Telling the story of Bloody Sunday
- 14 June 2010
The story of Bloody Sunday has been told, and retold, many times and in many ways since 30 January 1972.
Singers, songwriters, playwrights, poets, novelists, artists and filmmakers have all created their own interpretations of what happened that day, making "Bloody Sunday" an instantly recognisable phrase.
In the 1980's, U2's "Sunday Bloody Sunday" made the Bogside familiar to a worldwide audience - and linked the 14 deaths to a global call for peace.
For artists from John Lennon and Paul McCartney to Christy Moore and the Wolfe Tones, Bloody Sunday was the catalyst for anti-Troubles songs, while playwright Brian Friel modified his 1972 play 'Freedom of the City' - set in Derry's Guildhall - to include references to Bloody Sunday.
More recently, two 2002 films - Paul Greengrass's "Bloody Sunday" starring James Nesbitt, and "Sunday", written by Jimmy McGovern - brought the events of 30 January 1972 to cinema and TV.
The co-producer of "Sunday" and the director of Gaslight Productions in Derry, Stephen Gargan, says the story of Bloody Sunday was one that had to be told.
"We wanted to communicate the local truth about Bloody Sunday to a wider audience.
"I think the film made, and continues to make, a contribution to telling that story and communicating that story to a wider audience.
"In particular, I think we tried as best we could within the confines of television to humanise the people who were killed that day, and to give the wider public a better understanding of the impact on families and on communities when a loved one is taken from them.
"Myself and Jimmy McGovern, who wrote the script, initially started with the families and then moved out to the surviving wounded and then witnesses and IRA members, and we had a parallel research team running in England talking to former British soldiers and other personnel, so the script was very much grounded in fact.
"But beyond that we were trying to get to an emotional truth and a factual truth, and I think that's the power of a drama documentary, in that it can communicate that emotional truth."
One of the most poignant scenes came during the filming of the funerals.
"It was a very cold night, and we had all the coffins laid out and people started to carry them towards St Mary's church.
"The individual families actually formed up behind their own particular coffin, and in some parts helped to carry them, and if you look at the scenes now you do see actual family members in them.
"I think they felt themselves that they were making a contribution to their own family's story," he said.
More recently, the Saville Inquiry into the events of Bloody Sunday has itself become the focus of artistic interpretation.
The Tricycle Theatre - which previously staged a reconstruction of the Stephen Lawrence Inquiry - brought Saville to the London stage.

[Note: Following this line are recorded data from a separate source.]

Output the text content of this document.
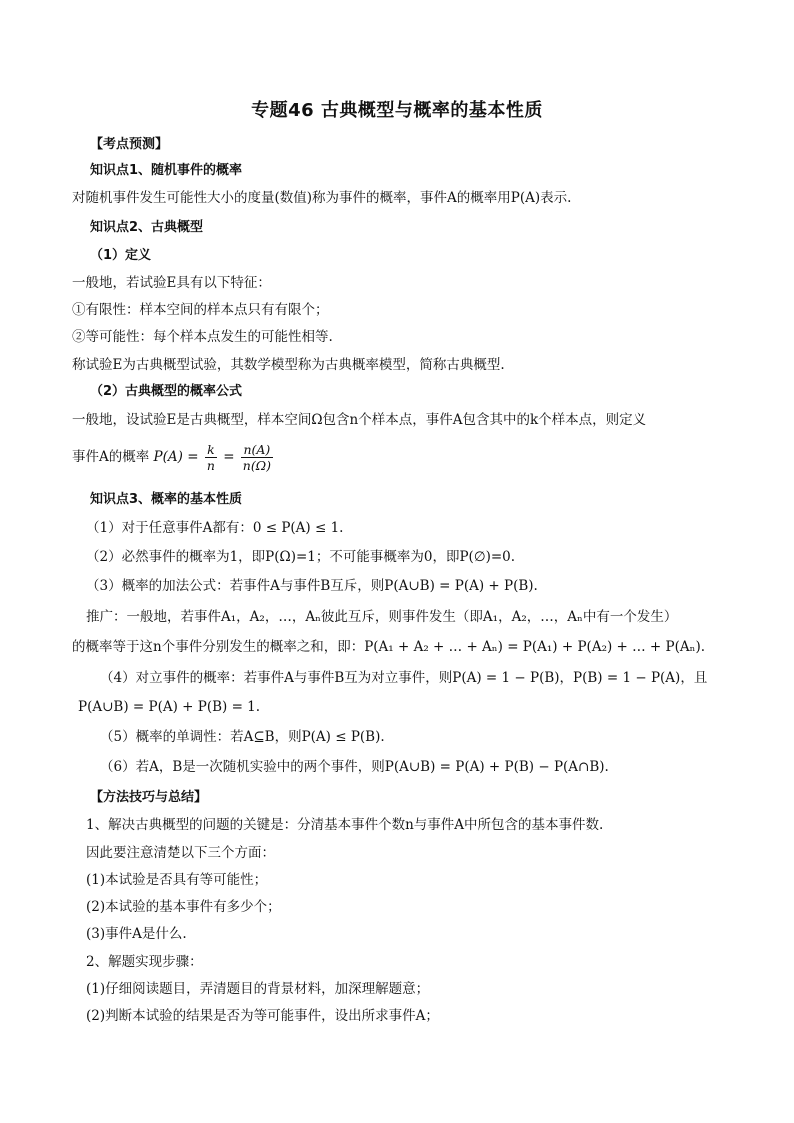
专题46 古典概型与概率的基本性质
【考点预测】
知识点1、随机事件的概率
对随机事件发生可能性大小的度量(数值)称为事件的概率，事件A的概率用P(A)表示.
知识点2、古典概型
（1）定义
一般地，若试验E具有以下特征：
①有限性：样本空间的样本点只有有限个；
②等可能性：每个样本点发生的可能性相等.
称试验E为古典概型试验，其数学模型称为古典概率模型，简称古典概型.
（2）古典概型的概率公式
一般地，设试验E是古典概型，样本空间Ω包含n个样本点，事件A包含其中的k个样本点，则定义
事件A的概率 $P(A) = \frac{k}{n} = \frac{n(A)}{n(\Omega)}$
知识点3、概率的基本性质
（1）对于任意事件A都有：0 ≤ P(A) ≤ 1.
（2）必然事件的概率为1，即P(Ω)=1；不可能事概率为0，即P(∅)=0.
（3）概率的加法公式：若事件A与事件B互斥，则P(A∪B) = P(A) + P(B).
推广：一般地，若事件A₁，A₂，…，Aₙ彼此互斥，则事件发生（即A₁，A₂，…，Aₙ中有一个发生）
的概率等于这n个事件分别发生的概率之和，即：P(A₁ + A₂ + … + Aₙ) = P(A₁) + P(A₂) + … + P(Aₙ).
（4）对立事件的概率：若事件A与事件B互为对立事件，则P(A) = 1 − P(B)，P(B) = 1 − P(A)，且
P(A∪B) = P(A) + P(B) = 1.
（5）概率的单调性：若A⊆B，则P(A) ≤ P(B).
（6）若A，B是一次随机实验中的两个事件，则P(A∪B) = P(A) + P(B) − P(A∩B).
【方法技巧与总结】
1、解决古典概型的问题的关键是：分清基本事件个数n与事件A中所包含的基本事件数.
因此要注意清楚以下三个方面：
(1)本试验是否具有等可能性；
(2)本试验的基本事件有多少个；
(3)事件A是什么.
2、解题实现步骤：
(1)仔细阅读题目，弄清题目的背景材料，加深理解题意；
(2)判断本试验的结果是否为等可能事件，设出所求事件A；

The production was later adapted to make a BBC radio drama.
In Derry, Dave Duggan's "Scenes from an Inquiry" portrayed about what he called, the "greater human experience of the Inquiry".

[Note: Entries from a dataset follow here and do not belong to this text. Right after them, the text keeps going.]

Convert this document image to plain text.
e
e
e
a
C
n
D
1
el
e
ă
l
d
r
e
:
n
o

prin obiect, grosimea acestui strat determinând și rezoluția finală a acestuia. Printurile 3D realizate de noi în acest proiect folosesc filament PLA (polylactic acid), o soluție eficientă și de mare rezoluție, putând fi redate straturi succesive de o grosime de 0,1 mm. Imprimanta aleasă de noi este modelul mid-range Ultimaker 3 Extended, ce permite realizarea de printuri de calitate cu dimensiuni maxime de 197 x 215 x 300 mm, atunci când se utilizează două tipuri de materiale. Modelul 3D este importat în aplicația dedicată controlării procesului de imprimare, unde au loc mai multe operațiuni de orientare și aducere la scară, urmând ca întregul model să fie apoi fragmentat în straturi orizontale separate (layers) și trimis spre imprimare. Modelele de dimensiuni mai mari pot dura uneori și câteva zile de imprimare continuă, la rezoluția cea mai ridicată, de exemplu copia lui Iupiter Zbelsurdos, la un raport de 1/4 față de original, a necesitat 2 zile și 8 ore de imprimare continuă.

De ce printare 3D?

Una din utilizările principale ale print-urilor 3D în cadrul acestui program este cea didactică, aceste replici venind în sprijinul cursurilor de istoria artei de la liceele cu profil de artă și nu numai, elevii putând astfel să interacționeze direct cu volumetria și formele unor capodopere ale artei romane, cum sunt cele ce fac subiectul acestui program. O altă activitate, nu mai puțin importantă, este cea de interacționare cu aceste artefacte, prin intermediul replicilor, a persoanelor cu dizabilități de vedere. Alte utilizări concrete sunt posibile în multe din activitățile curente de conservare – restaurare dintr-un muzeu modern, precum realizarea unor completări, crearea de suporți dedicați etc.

"The layout of the Guildhall and the equipment they had, the money they had, and the suits and the boots and the accents, the way they were seated and the way they spoke, the permission that had to be gained in order to say or not to say, and the conflict between the counsel and the witnesses and the judges... The Imperium had arrived in one of the provincial cities and it just spoke theatre to me.

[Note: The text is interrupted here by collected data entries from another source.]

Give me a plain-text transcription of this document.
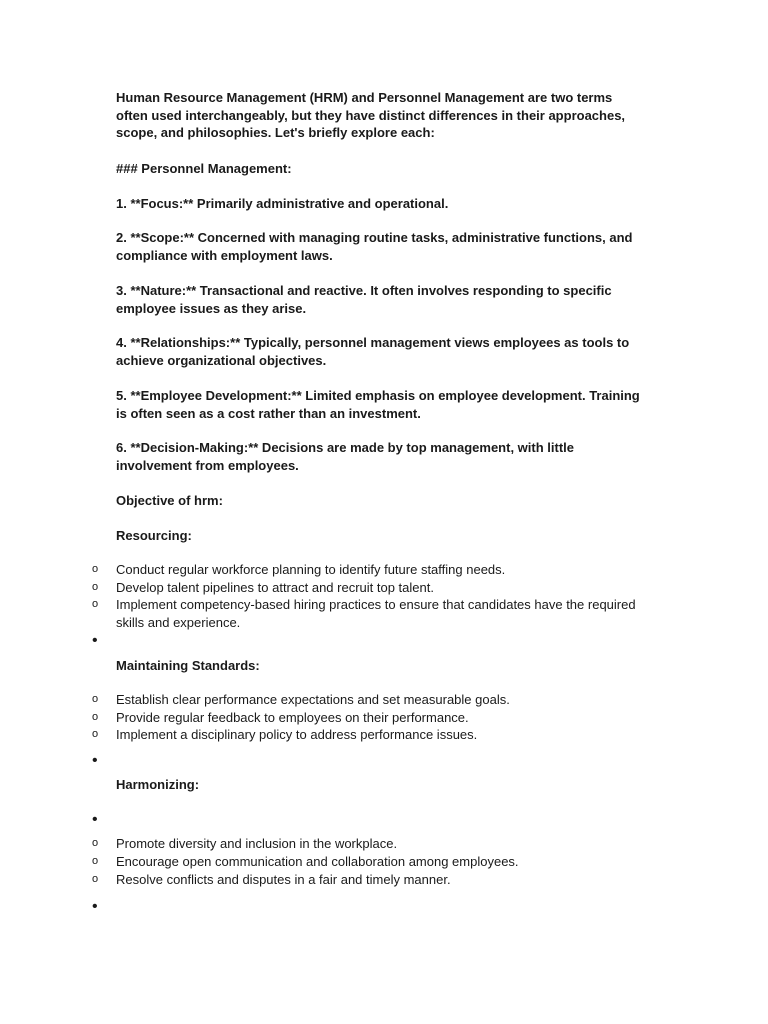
Human Resource Management (HRM) and Personnel Management are two terms often used interchangeably, but they have distinct differences in their approaches, scope, and philosophies. Let's briefly explore each:

### Personnel Management:

1. **Focus:** Primarily administrative and operational.

2. **Scope:** Concerned with managing routine tasks, administrative functions, and compliance with employment laws.

3. **Nature:** Transactional and reactive. It often involves responding to specific employee issues as they arise.

4. **Relationships:** Typically, personnel management views employees as tools to achieve organizational objectives.

5. **Employee Development:** Limited emphasis on employee development. Training is often seen as a cost rather than an investment.

6. **Decision-Making:** Decisions are made by top management, with little involvement from employees.

Objective of hrm:

Resourcing:

o	Conduct regular workforce planning to identify future staffing needs.
o	Develop talent pipelines to attract and recruit top talent.
o	Implement competency-based hiring practices to ensure that candidates have the required skills and experience.
•

Maintaining Standards:

o	Establish clear performance expectations and set measurable goals.
o	Provide regular feedback to employees on their performance.
o	Implement a disciplinary policy to address performance issues.
•

Harmonizing:

•
o	Promote diversity and inclusion in the workplace.
o	Encourage open communication and collaboration among employees.
o	Resolve conflicts and disputes in a fair and timely manner.
•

"I also felt that one of the impacts of the Saville Inquiry was a narrowing of the language into a very narrow legal discourse, and I kept feeling there would be opportunities for expanding that."
"The legal process is vital and essential, but I think there are other processes, in particular those that use the imagination, that can assist in a wider salving of the hurts that an event like Bloody Sunday has left with individuals and the community."